House of Representatives
- In office 2015–2023
- Preceded by: Razaq Bello-Osagie
- Succeeded by: Esosa Iyawe
- Constituency: Oredo

Personal details
- Born: 16 April 1974 (age 52)

= Omoregie Ogbeide-Ihama =

Nigerian politician

Omoregie Ogbeide-Ihama is a Nigerian politician and engineer who served as a member of the Nigerian House of Representatives, representing Oredo Federal Constituency from 2015 to 2023.

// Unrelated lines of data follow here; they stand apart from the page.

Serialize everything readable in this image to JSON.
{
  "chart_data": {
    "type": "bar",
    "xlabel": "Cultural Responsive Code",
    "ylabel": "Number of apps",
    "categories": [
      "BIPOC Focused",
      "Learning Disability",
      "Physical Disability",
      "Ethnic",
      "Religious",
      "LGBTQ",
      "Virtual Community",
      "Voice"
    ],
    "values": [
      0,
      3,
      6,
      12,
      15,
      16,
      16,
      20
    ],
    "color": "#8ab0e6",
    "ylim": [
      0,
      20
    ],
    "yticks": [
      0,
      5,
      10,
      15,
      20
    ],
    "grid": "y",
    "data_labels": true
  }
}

== Early life and education ==
Ogbeide-Ihama started his education at Emotan nursery and primary schools in Benin City, Edo State. He then enrolled in the Unity School, Federal Government College Warri, where he graduated in 1993 with a senior school diploma. He continued on to the University of Benin, where he studied and earned a Bachelor's Degree in Civil Engineering in 1999 with Second Class Honors (Upper Division). He graduated in 2009 with an MBA in Oil and Gas Management from Robert Gordon University in Aberdeen, Scotland.

== Career ==
In 2015, Ogbeide-Ihama was elected to represent Oredo Federal Constituency in the Federal House of Representatives on the People's Democratic Party (PDP) platform. In 2019, he was re-elected member of House of Representatives till 2023.

In 2022, he won the senatorial ticket for Edo South Federal Constituency.

Ogbeide-Ihama entered the 2024 Edo State gubernatorial race but withdrew his candidacy on 12 February 2024.